I want to get cell array: i-th cell array's position is connected with i-th entry of initial array and shows, which elements are in the one class with this entry. For the example above, I would get:
{[1 3 5], [2], [1 3 5], [1 3 5], [6 7], [6 7]}
It can be done easily with for-loop, but is there any other solution? It will be good if it works faster than O(n^2), where n is the size of initial array.
Edit.
Problem will be solved, if I know the approach to split sorted array into cells with indeces of equal elements by O(n).
array = [1 1 1 2 3 3]
groups = {[1 2 3], [4], [5 6]}
Not sure about complexity, but accumarray with cell output is useful for splitting up the array based on unique values of the classes:
data = sortrows([classes; array].',1) %' stable w.r.t. array
arrayPieces = accumarray(data(:,1),data(:,2)',[],#(x){x.'})

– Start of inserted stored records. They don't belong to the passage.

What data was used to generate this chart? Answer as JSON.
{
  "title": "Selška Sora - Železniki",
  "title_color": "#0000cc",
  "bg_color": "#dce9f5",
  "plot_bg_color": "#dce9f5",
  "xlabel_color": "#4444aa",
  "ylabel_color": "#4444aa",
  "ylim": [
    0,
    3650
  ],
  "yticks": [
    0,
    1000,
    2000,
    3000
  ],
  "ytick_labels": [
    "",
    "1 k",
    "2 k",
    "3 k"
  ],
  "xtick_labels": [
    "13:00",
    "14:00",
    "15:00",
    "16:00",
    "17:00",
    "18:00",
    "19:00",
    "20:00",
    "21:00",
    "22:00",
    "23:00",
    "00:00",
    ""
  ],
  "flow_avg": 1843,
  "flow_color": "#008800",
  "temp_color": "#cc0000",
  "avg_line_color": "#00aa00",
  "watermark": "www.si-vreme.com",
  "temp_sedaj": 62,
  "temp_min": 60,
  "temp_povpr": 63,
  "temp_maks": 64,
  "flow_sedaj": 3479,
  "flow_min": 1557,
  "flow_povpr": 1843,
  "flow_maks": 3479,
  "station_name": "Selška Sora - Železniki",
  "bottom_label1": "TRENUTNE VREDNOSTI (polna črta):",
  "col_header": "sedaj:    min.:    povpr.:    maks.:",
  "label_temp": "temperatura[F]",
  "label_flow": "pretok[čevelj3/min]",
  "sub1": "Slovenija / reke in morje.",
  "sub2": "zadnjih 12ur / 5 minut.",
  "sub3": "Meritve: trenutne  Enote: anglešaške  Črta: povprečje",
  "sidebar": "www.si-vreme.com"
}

classElements = arrayPieces(classes).'
Regarding sorted array splitting into cells of indeces:
>> array = [1 1 1 2 3 3]
>> arrayinds = accumarray(array',1:numel(array),[],#(x){x'})' %' transpose for rows
arrayinds =
[1x3 double] [4] [1x2 double]
>> arrayinds{:}
ans =
1 2 3
ans =
4
ans =
5 6
I don't know how to do this without for-loops entirely, but you can use a combination of sort, diff, and find to organize and partition the equivalence class identifiers. That'll give you a mostly vectorized solution, where the M-code level for-loop is O(n) where n is the number of classes, not the length of the whole input array. This should be pretty fast in practice.
Here's a rough example using some index munging. Be careful; there's probably an off-by-one edge case bug in there somewhere since I just banged this out.
function [eqVals,eqIx] = equivsets(a,x)
%EQUIVSETS Find indexes of equivalent values
[b,ix] = sort(x);
ixEdges = find(diff(b)); % identifies partitions between equiv classes
ix2 = [0 ixEdges numel(ix)];
eqVals = cell([1 numel(ix2)-1]);
eqIx = cell([1 numel(ix2)-1]);
% Map back to original input indexes and values
for i = 1:numel(ix2)-1
eqIx{i} = ix((ix2(i)+1):ix2(i+1));
eqVals{i} = a(eqIx{i});
end
I included the indexes in the output because they're often more useful than the values themselves. You'd call it like this.
% Get indexes of occurrences of each class
equivs = equivsets(array, classes)
% You can expand that to get equivalences for each input element
equivsByValue = equivs(classes)
It's a lot more efficient to build the lists for each class first and then expand them out to match the input indexes. Not only do you have to do the work just once, but when you use the b = a(ix) to expand a small cell array to a larger one, Matlab's copy-on-write optimization will end up reusing the memory for the underlying numeric mxArrays so you get a more compact representation in memory.
This transformation pops up a lot when working with unique() or databases. For decision support systems and data warehouse style things I've worked with, it happens all over the place. I wish it were built in to Matlab. (And maybe it's been added to one of the db or timeseries toolboxes in recent years; I'm a few versions behind.)
Realistically, if performance of this is critical for your code, you might also look at dropping down to Java or C MEX functions and implementing it there. But if your data sets are low cardinality - that is, have a small number of classes/distinct values, like numel(unique(classes)) / numel(array) tends to be less than 0.1 or so - the M-code implementation will probably be just fine.
For the second question:
array = [1 1 1 2 3 3]; %// example data
Use diff to find the end of each run of equal values, and from that build the groups:
ind = [0 find(diff([array NaN])~=0)];
groups = arrayfun(#(n) ind(n)+1:ind(n+1), 1:numel(ind)-1, 'uni', 0);
Same approach using unique:
[~, ind] = unique(array);
ind = [0 ind];
groups = arrayfun(#(n) ind(n)+1:ind(n+1), 1:numel(ind)-1, 'uni', 0);
I haven't tested if the complexity is O(n), though.